昼も近いというのにとくに事件はないのだという。それで岡っ引きがつまらなそうにしているのかと、すぐに合点がいく。では何故この岡っ引きが長崎屋に顔を出したかといえば、それは今、手代が持ってきた菓子鉢が目当てのことに違いなかった。
仁吉が三つばかり小皿に大福をのせて差し出すと、岡っ引きは茶が入るのも待たずに大福に噛り付いた。

「おや、今日のは豆大福だね」

仁吉から一つ、入れたての緑茶と大福を差し出された若だんなが、普段はあまり食べないその豆大福を手に取って嬉しそうに呟いた。その様子を見た手代の頬が、途端に緩くなる。

「今日は節分ですからね。若だんなが喜ぶのではと、今朝方小僧に買いに行かせたのですよ」

「律儀だねぇ、仁吉さん。いや、こんな職に就いてると、行事の一つや二つも忘れようってもんなんでね」

忙しい岡っ引きなんぞ、そうなるもんではないと、大福をおおいに頬張りながら清七が言い張る。その様子を横で聞いていた仁吉の、岡っ引きを見る目が冷めている。

(こりゃぁ、放っておいたらまずいかね)

忙しいと言いつつ悠々と大福を食べている岡っ引きの物言いが気に食わず、今にも妖である手代が何か言いだしてしまうとも限らない。人と違って遠慮のしらないことを口に出されてはたまらず、若だんながそれとなく不安になった、その時であった。

「親分さん、下っぴきが店先においでですよ」

薬種問屋の店先から番頭がやってきて、大福を頬張っている岡っ引きに声をかけた。
この時の若だんなにとっては好運にも、どうやらどこぞで何かあったらしい。

「こいつはいけねぇ」

慌てるといったわけでもないが、岡っ引きはそう言って立ち上がると、ご馳走さんと一声残し、長崎屋を去っていく。

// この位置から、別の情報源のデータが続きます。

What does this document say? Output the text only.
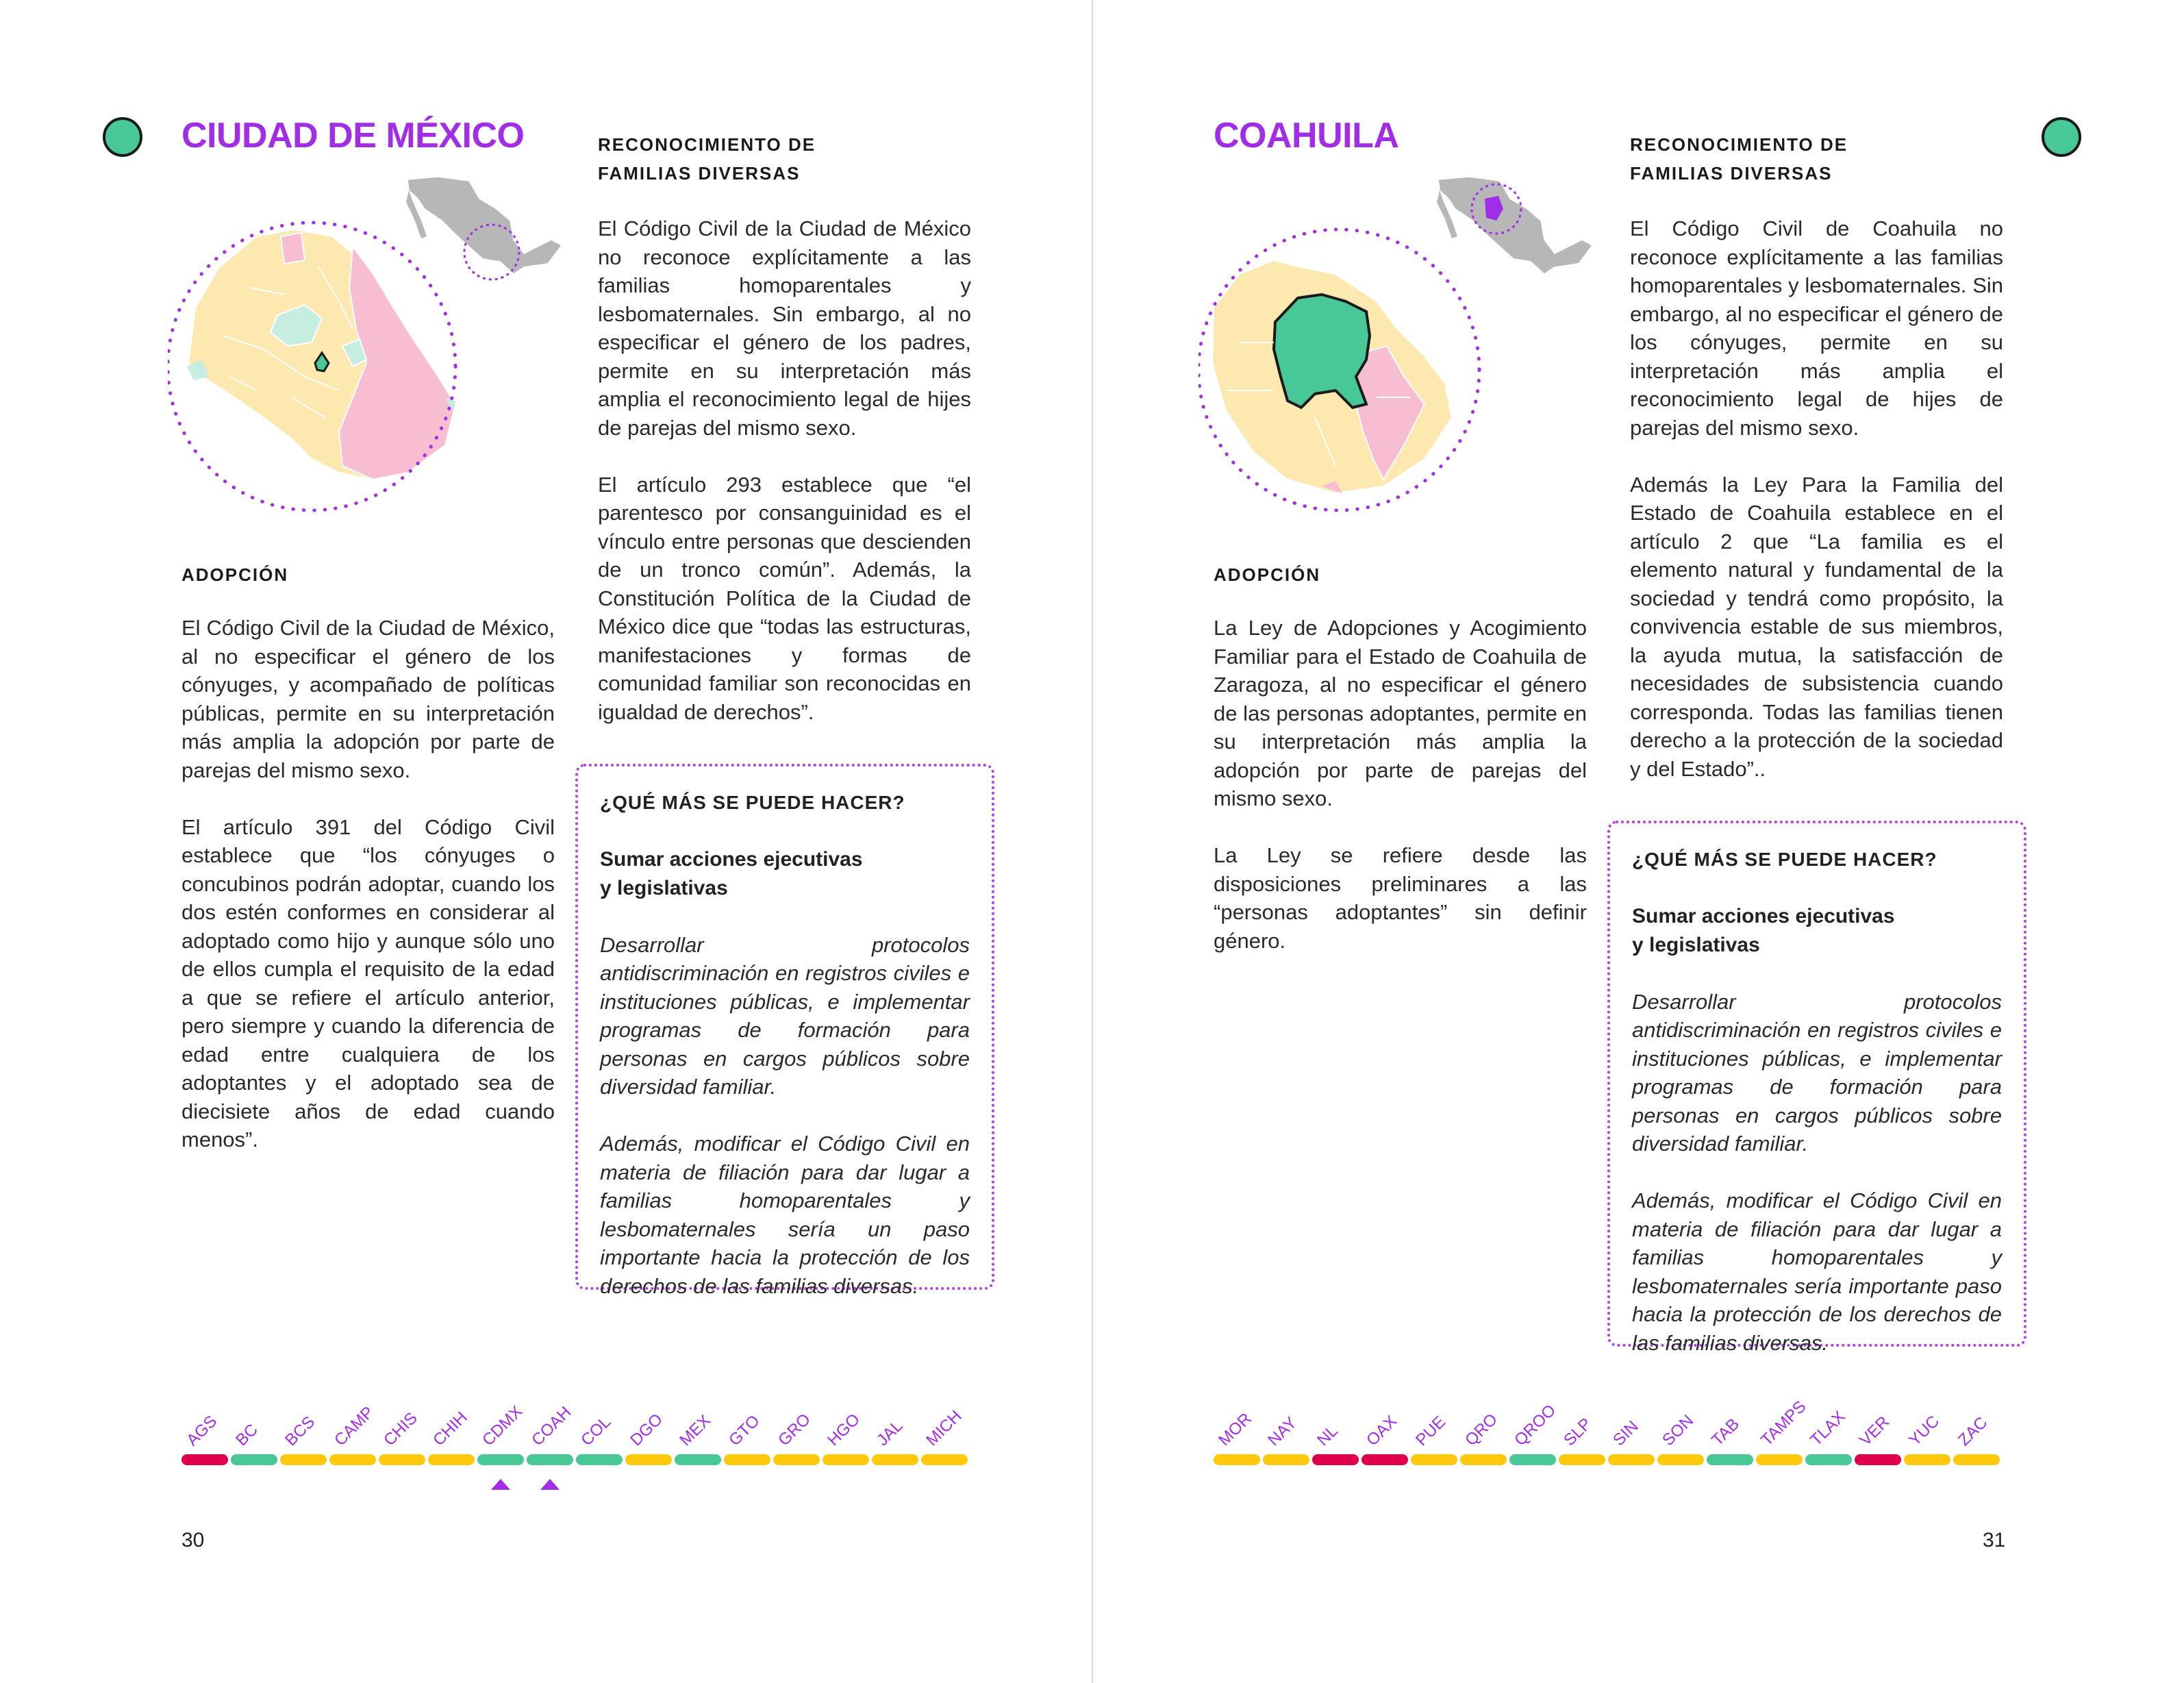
CIUDAD DE MÉXICO
ADOPCIÓN

El Código Civil de la Ciudad de México, al no especificar el género de los cónyuges, y acompañado de políticas públicas, permite en su interpretación más amplia la adopción por parte de parejas del mismo sexo.

El artículo 391 del Código Civil establece que “los cónyuges o concubinos podrán adoptar, cuando los dos estén conformes en considerar al adoptado como hijo y aunque sólo uno de ellos cumpla el requisito de la edad a que se refiere el artículo anterior, pero siempre y cuando la diferencia de edad entre cualquiera de los adoptantes y el adoptado sea de diecisiete años de edad cuando menos”.

RECONOCIMIENTO DE
FAMILIAS DIVERSAS

El Código Civil de la Ciudad de México no reconoce explícitamente a las familias homoparentales y lesbomaternales. Sin embargo, al no especificar el género de los padres, permite en su interpretación más amplia el reconocimiento legal de hijes de parejas del mismo sexo.

El artículo 293 establece que “el parentesco por consanguinidad es el vínculo entre personas que descienden de un tronco común”. Además, la Constitución Política de la Ciudad de México dice que “todas las estructuras, manifestaciones y formas de comunidad familiar son reconocidas en igualdad de derechos”.

¿QUÉ MÁS SE PUEDE HACER?
Sumar acciones ejecutivas
y legislativas

Desarrollar protocolos antidiscriminación en registros civiles e instituciones públicas, e implementar programas de formación para personas en cargos públicos sobre diversidad familiar.

Además, modificar el Código Civil en materia de filiación para dar lugar a familias homoparentales y lesbomaternales sería un paso importante hacia la protección de los derechos de las familias diversas.

AGS BC BCS CAMP CHIS CHIH CDMX COAH COL DGO MEX GTO GRO HGO JAL MICH
30
COAHUILA
ADOPCIÓN

La Ley de Adopciones y Acogimiento Familiar para el Estado de Coahuila de Zaragoza, al no especificar el género de las personas adoptantes, permite en su interpretación más amplia la adopción por parte de parejas del mismo sexo.

La Ley se refiere desde las disposiciones preliminares a las “personas adoptantes” sin definir género.

RECONOCIMIENTO DE
FAMILIAS DIVERSAS

El Código Civil de Coahuila no reconoce explícitamente a las familias homoparentales y lesbomaternales. Sin embargo, al no especificar el género de los cónyuges, permite en su interpretación más amplia el reconocimiento legal de hijes de parejas del mismo sexo.

Además la Ley Para la Familia del Estado de Coahuila establece en el artículo 2 que “La familia es el elemento natural y fundamental de la sociedad y tendrá como propósito, la convivencia estable de sus miembros, la ayuda mutua, la satisfacción de necesidades de subsistencia cuando corresponda. Todas las familias tienen derecho a la protección de la sociedad y del Estado”..

¿QUÉ MÁS SE PUEDE HACER?
Sumar acciones ejecutivas
y legislativas

Desarrollar protocolos antidiscriminación en registros civiles e instituciones públicas, e implementar programas de formación para personas en cargos públicos sobre diversidad familiar.

Además, modificar el Código Civil en materia de filiación para dar lugar a familias homoparentales y lesbomaternales sería importante paso hacia la protección de los derechos de las familias diversas.

MOR NAY NL OAX PUE QRO QROO SLP SIN SON TAB TAMPS
TLAX VER YUC ZAC
31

「日限の親分さんは、どうして口だけは達者なんですかね」

見事に全てたいらげていった空の小皿を片付けながら、仁吉は不機嫌そうに眉をひそめている。

「仁吉、聞こえるよ」

「だって若だんな、本当のことでしょう」

(たった今、店先に親分さんが居たばかりじゃないか)

当然の如く言い張る手代に顔をしかめるが、確かに岡っ引きの口は、しゃべるにしろ食べるにしろ、達者であることには違いなかった。つい先程、目の前で大福を軽々三つもたいらげた姿を見ているせいもあり、若だんなは顔をしばらくしかめたままだったが手代の意見も一理あるので、溜息をひとつついてから、自分も大福をひとつ口にする。
口に広がる滑らかな餡とやわらかな餅、塩見のきいた豆の風味がほどよく絡まっている。豆大福は口にすることが少ないので、一口食べただけでも若だんなの顔には笑みが戻った。

「おいしいよ、仁吉。たまには豆大福もいいもんだね」

「そりゃぁよかったです、若だんな」

そう一言若だんなが嬉しそうに物を言えば、ころっと機嫌がよくなるのだから、相変わらずにこの手代も若だんなに甘いことこの上なかった。
だがふと豆大福を見つめていて、若だんなは思い出したかのように手代を近くに呼び寄せた。

「そういえば……今朝も鳴家達はいなかったね」

少し声をひそめて、兄やの耳元で若だんながこっそりと囁く。

「あれは毎年のことですからね。なに、今日限りのことですよ」

返事を返す仁吉も、若だんなに近寄ってこっそり小さく囁いている。

「やっぱり小鬼でも、鬼は豆が怖いのかな?」

毎年この日に思う疑問に若だんなは、今朝の離れでの出来事を思い出していた。